ALL THE DEVILS ARE HERE: A TEMPEST IN THE GALAPAGOS
PANOPTICON
All the Devils Are Here collides Shakespeare’s The Tempest with the true story of an unsolved murder in the Galapagos in 1929. This immersive dance theater performance follows the failed attempts of a nihilist couple, a conservative family, and a baroness and her two gay lovers to escape the world of man on the uninhabited island of Floreana. Their conflicting visions of Paradise, sexual and moral “rightness,” colonial instincts, and social and psychological demons lead to disaster and provide a rich canvas for a poignant examination of basic human rights, social justice, and power structures.
Panopticon is an hour-long immersive production choreographed by Annie Arnoult in collaboration with the performers and inspired by Open Dance Project’s research into the sci-fi world of retro-futuristic dystopias. Set in a world where “citizens” are constantly being watched, a la George Orwell’s 1984, Panopticon follows two would-be lovers struggling with their desire for physical and emotional intimacy in a world where deep, human connection is forbidden.


DADA GERT
'BOUT A STRANGER
DADA GERT an immersive work of dance theater conceived and choreographed by Annie Arnoult. The show is inspired by Valeska Gert (1892-1978), a pioneering Jewish dancer/performance artist/film star in Weimar- era Berlin. Audiences will be integrated into the performance space by walking throughout the site-specific, multimedia set designed specifically for the Moody’s Lois Chiles Studio Theater.
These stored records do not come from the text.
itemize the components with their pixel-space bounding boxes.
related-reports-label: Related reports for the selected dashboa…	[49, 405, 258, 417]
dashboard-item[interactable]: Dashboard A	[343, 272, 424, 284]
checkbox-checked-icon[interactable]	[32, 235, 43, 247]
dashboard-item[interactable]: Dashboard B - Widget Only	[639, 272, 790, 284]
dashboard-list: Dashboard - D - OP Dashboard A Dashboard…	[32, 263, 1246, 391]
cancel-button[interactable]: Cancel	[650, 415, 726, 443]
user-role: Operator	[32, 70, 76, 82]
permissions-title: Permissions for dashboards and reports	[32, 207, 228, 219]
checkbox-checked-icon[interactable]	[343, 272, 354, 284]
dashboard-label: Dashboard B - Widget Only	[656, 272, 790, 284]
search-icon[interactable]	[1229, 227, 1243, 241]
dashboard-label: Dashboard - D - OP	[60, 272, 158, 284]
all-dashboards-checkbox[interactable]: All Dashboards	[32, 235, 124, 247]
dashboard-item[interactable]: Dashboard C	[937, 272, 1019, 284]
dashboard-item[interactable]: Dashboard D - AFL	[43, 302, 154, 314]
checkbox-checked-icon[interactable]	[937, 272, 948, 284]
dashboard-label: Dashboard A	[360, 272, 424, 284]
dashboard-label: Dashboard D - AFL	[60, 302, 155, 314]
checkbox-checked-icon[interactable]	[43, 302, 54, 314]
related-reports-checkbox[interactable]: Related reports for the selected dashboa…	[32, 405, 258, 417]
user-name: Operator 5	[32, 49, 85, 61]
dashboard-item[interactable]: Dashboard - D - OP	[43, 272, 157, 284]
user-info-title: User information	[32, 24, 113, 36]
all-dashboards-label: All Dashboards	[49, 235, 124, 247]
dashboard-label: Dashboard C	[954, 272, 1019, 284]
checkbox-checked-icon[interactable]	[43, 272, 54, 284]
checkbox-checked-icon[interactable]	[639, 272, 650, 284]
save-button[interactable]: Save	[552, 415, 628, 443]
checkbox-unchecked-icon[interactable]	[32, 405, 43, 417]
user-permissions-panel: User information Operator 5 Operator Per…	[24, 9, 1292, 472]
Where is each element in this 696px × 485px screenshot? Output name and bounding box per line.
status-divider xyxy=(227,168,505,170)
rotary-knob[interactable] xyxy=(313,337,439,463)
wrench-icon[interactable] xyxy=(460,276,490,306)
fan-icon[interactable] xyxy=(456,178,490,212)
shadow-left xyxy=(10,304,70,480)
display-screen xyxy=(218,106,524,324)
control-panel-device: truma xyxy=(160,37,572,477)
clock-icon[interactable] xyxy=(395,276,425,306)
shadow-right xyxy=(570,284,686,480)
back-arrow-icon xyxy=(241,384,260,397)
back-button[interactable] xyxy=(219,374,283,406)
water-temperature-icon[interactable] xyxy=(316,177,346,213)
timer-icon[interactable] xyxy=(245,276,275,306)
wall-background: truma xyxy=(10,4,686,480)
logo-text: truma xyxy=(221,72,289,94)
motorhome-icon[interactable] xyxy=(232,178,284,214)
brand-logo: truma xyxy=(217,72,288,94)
Open Dance Project’s ‘Bout a Stranger transforms the black box theater at MATCH into a three dimensional mediascape that chronicles the “dust bowl troubadour’s” dynamic personal and creative life in movement, text, song and video. Beyond Guthrie’s music, ‘Bout a Stranger draws on and incorporates excerpts from the “Woody and Lefty Lou Show,” Guthrie’s poetry and columns in mainstream and leftist media, recorded interviews by Alan Lomax, excerpts from Woody Guthrie’s autobiography, Bound for Glory, and extensive liner notes, sketches and artwork that accompanied the artist’s published recordings.